Efficient C++ Programming for Modern C++ CPUs, Chapter 4/part 2

The authors highlight significant performance differences between various CPU operations. For instance, they note that while integer operations like addition and subtraction are relatively cheap, taking around 1-2 CPU cycles, multiplication and division are more expensive, with division being particularly costly, taking up to 15 CPU cycles for 64-bit operations on modern CPUs like Skylake-X and Zen 2. Specifically, they cite estimates of 3-5 CPU cycles for multiplication and 10-18 CPU cycles for 64-bit division on recent architectures.

The discussion of CPU operation costs fits into a broader trend of optimizing software for modern hardware.
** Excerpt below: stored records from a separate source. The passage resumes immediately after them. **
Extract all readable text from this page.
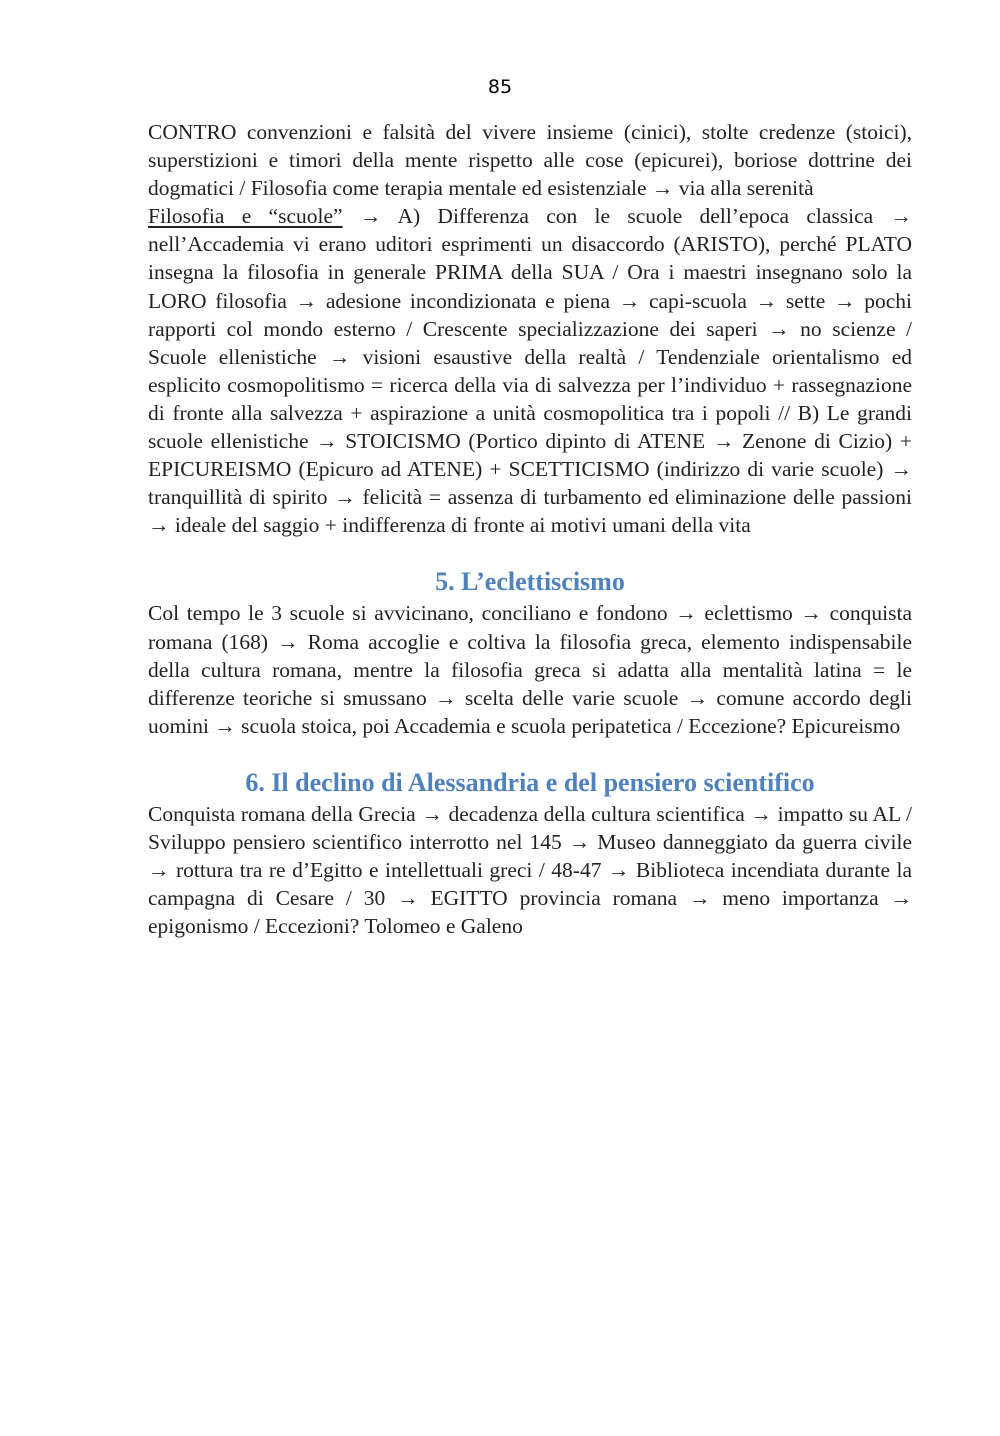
85

CONTRO convenzioni e falsità del vivere insieme (cinici), stolte credenze (stoici), superstizioni e timori della mente rispetto alle cose (epicurei), boriose dottrine dei dogmatici / Filosofia come terapia mentale ed esistenziale → via alla serenità

Filosofia e “scuole” → A) Differenza con le scuole dell’epoca classica → nell’Accademia vi erano uditori esprimenti un disaccordo (ARISTO), perché PLATO insegna la filosofia in generale PRIMA della SUA / Ora i maestri insegnano solo la LORO filosofia → adesione incondizionata e piena → capi-scuola → sette → pochi rapporti col mondo esterno / Crescente specializzazione dei saperi → no scienze / Scuole ellenistiche → visioni esaustive della realtà / Tendenziale orientalismo ed esplicito cosmopolitismo = ricerca della via di salvezza per l’individuo + rassegnazione di fronte alla salvezza + aspirazione a unità cosmopolitica tra i popoli // B) Le grandi scuole ellenistiche → STOICISMO (Portico dipinto di ATENE → Zenone di Cizio) + EPICUREISMO (Epicuro ad ATENE) + SCETTICISMO (indirizzo di varie scuole) → tranquillità di spirito → felicità = assenza di turbamento ed eliminazione delle passioni → ideale del saggio + indifferenza di fronte ai motivi umani della vita

5. L’eclettiscismo

Col tempo le 3 scuole si avvicinano, conciliano e fondono → eclettismo → conquista romana (168) → Roma accoglie e coltiva la filosofia greca, elemento indispensabile della cultura romana, mentre la filosofia greca si adatta alla mentalità latina = le differenze teoriche si smussano → scelta delle varie scuole → comune accordo degli uomini → scuola stoica, poi Accademia e scuola peripatetica / Eccezione? Epicureismo

6. Il declino di Alessandria e del pensiero scientifico

Conquista romana della Grecia → decadenza della cultura scientifica → impatto su AL / Sviluppo pensiero scientifico interrotto nel 145 → Museo danneggiato da guerra civile → rottura tra re d’Egitto e intellettuali greci / 48-47 → Biblioteca incendiata durante la campagna di Cesare / 30 → EGITTO provincia romana → meno importanza → epigonismo / Eccezioni? Tolomeo e Galeno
As CPU architectures evolve, software developers must adapt to take advantage of improvements and mitigate performance drawbacks. The authors' focus on C++ programming reflects the ongoing relevance of this language in systems programming and high-performance applications. Companies like Intel, AMD, and ARM are continually updating their CPU architectures, which in turn affects the performance characteristics of various operations. For example, the authors mention that recent CPUs like Alder Lake-P and Zen 4 have different performance profiles compared to older architectures.

The implications of these findings are significant for software developers, particularly those working on performance-critical applications. Understanding the costs of various operations can inform optimization strategies, such as minimizing divisions, using inline functions, and carefully evaluating the use of exceptions. The authors' estimates provide a valuable resource for developers seeking to optimize their code for modern CPUs. However, it is essential to note that these estimates may vary depending on specific use cases and hardware configurations. As the authors mention, their numbers are accurate only within an order of magnitude, highlighting the need for further research and benchmarking.